My brain was too far into the loop, seeing no good reason why it couldn't respond quickly enough, when I've been using this thing for at least a year with it working. I needed someone to tell me it was getting too full before I went to read it. Since the Arduino's speed usually is very fast, I just assumed it was ready for the slow MIDI response!

Here's the funny thing: I intentionally made the main loop that way. Knowing these old synths are sometimes very slow to respond, and MIDI itself is pretty slow, I thought rather than waste time waiting for the data, to go off and update the screen and do other stuff before getting around to the UART. (I'm generally intolerant of slow user interfaces, buttons or displays that take to long to respond.) Yes, the new stuff is faster, but not that fast. It takes time to do everything else, including handling TWO LCD controllers (I have a 40x4 LCD).

Also of note: I get quite frustrated trying to figure out the "secret" coding of Arduino. So much so with this project that I decided that from now on I will only do projects with Microchip in assembly. That's my real strong suit. When I take on a new Microchip PIC project, I get it done. When I take on an Arduino project, more often I put it aside after a while unfinished. Not saying it's wrong, but it's not for me.

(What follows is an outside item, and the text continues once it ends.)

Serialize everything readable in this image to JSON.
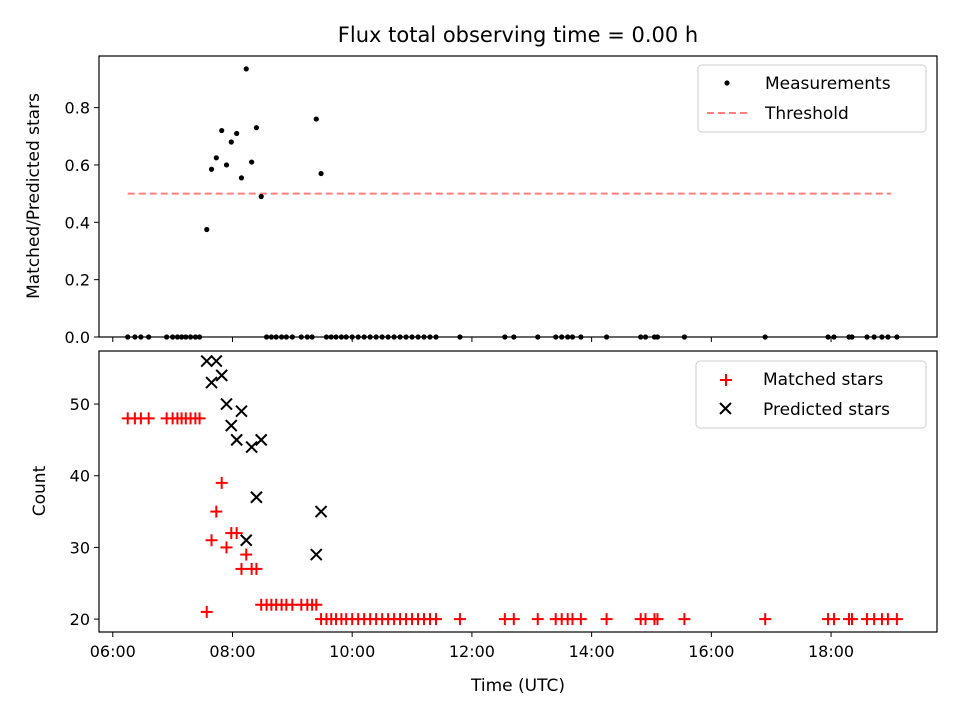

This very project uses one PIC controller to read all the buttons, light all the LEDs, and capture encoder rotations, and communicate that to the Arduino with serial. I wrote that assembly code almost 10 years ago, and used it on many projects with not a single bug needing correction. I've used it on a big machine that uses 16 of the PICs, has over 200 buttons, 20 encoders, and 300 LEDs. It's only on Arduino software I get in trouble. In the PIC, I get to write all my ISRs, and everything else, so I know what is going on. With the Arduino I am constantly running into problems that could have been known with deep, detailed, thorough documentation - something I find hard to get online with the Arduino.

But I can't assume the loop changes will work - I need to try them first. I've been burned too many times to think the problem is solved before it was proven functional. Hopefully the loop issue explains all that is going on.

There source code is all there for you, and the rest is in the datasheet of the MCU.
I look stuff up in the core files at time, and i have my own example for the UART setup without the Serial class

Well writing your own rx-ISR should be easy enough in that case.

it does. Only other explanation can be a hardware issue.
Again time wise it is more efficient the have the loop in the order. Midi protocol is a compromise. They went for 31250 because it was slow enough to cover at least 5 meter in a none twisted pair cable, and works with an opto-coupler that was available at the time. slow enough so the synthesizers could keep up. So waiting for a long message is wasteful. The Serial object rx-ISR stores all incoming bytes in the buffer until they are read. available checks the amount of byte between the head and the tail etc.

Locate 'HardwareSerial.h' on your computer and open it in notepad++ check out the files in the vicinity etc.
You are always free to write assembler as well of course, but personally i am happy with this C++ variant these days, The freedom to modify anything to suit my needs does the trick.